Ecuador: Acclimating Hike with Great Views

Posted by: | January 24, 2011
Categories: *Expedition Dispatches *Ecuador

Saludos de Ecuador,

Our team hiked to the climbing hut on the Illiniza volcanoes today. The weather treated us well and afforded us great views of Cotopaxi and the Illinizas, north and south. The hike was enjoyable and everyone is feeling great. Right now we’re relaxing at the climbers’ hut, drinking tea and chewing the fat. Tomorrow morning we’ll get an early start and climb the ‘normal route’ on Illiniza Norte, which has some sections of 3rd class scrambling. Then we will descend the ‘scree route’ and continue on to our waiting vehicles.
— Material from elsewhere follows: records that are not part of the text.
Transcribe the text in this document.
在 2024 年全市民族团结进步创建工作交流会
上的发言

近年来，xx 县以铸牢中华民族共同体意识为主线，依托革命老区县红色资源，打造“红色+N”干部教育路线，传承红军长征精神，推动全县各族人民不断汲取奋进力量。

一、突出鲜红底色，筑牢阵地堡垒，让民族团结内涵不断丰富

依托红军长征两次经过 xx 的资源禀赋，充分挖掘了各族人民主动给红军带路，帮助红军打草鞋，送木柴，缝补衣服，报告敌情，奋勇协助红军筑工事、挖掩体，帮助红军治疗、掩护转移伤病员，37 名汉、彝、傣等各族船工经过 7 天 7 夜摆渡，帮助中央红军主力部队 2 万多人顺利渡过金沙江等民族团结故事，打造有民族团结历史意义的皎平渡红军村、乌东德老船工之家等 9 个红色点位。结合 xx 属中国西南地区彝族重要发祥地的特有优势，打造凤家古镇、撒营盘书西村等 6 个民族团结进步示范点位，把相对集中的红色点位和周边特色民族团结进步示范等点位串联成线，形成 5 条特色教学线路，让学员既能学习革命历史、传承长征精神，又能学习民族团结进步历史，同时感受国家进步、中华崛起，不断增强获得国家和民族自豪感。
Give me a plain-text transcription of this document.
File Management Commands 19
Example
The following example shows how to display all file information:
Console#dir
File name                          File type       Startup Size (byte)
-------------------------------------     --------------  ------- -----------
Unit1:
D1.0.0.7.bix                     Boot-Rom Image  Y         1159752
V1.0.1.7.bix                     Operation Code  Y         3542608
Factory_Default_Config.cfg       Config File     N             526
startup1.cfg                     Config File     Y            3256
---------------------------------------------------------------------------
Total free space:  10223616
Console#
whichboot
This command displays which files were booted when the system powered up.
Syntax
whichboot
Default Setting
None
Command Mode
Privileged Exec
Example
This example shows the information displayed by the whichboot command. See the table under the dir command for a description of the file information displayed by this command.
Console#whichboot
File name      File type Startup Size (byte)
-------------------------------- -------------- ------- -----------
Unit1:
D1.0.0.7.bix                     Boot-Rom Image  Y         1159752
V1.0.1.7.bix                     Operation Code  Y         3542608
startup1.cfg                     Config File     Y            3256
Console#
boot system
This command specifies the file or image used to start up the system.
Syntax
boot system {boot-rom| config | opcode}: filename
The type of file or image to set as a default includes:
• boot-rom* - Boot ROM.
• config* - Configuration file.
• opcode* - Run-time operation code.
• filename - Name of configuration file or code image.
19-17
I’ll check in again tomorrow evening when we’re at the hacienda, Chilcabamba.

Hasta manana…
RMI Guide Mike Walter and crew


Ecuador: First Acclimatization Hike

Posted by: | January 23, 2011
Categories: *Expedition Dispatches *Ecuador

We spent our team’s first full day in Ecuador climbing Rucu Pichincha, an extinct ~15,500 foot volcano just west of Quito. The approach to this climb is via a gondola that took us to ~13,500’, on the flanks of Rucu. Hiking for a couple hours put us up by the summit ridge. The weather was good—cloudy but dry and just cool enough to be comfortable for climbing. A few hundred feet of 3rd class scrambling got us to the summit. Any easy scramble back down and a relaxing hike back to the gondola wrapped up our first acclimatization climb.

After a nice dinner at the Magic Bean restaurant, we all retired to our rooms to rest and pack for the next leg of our trip: climbing Iliniza Norte. Everyone is doing well, and we’ll check back in tomorrow evening.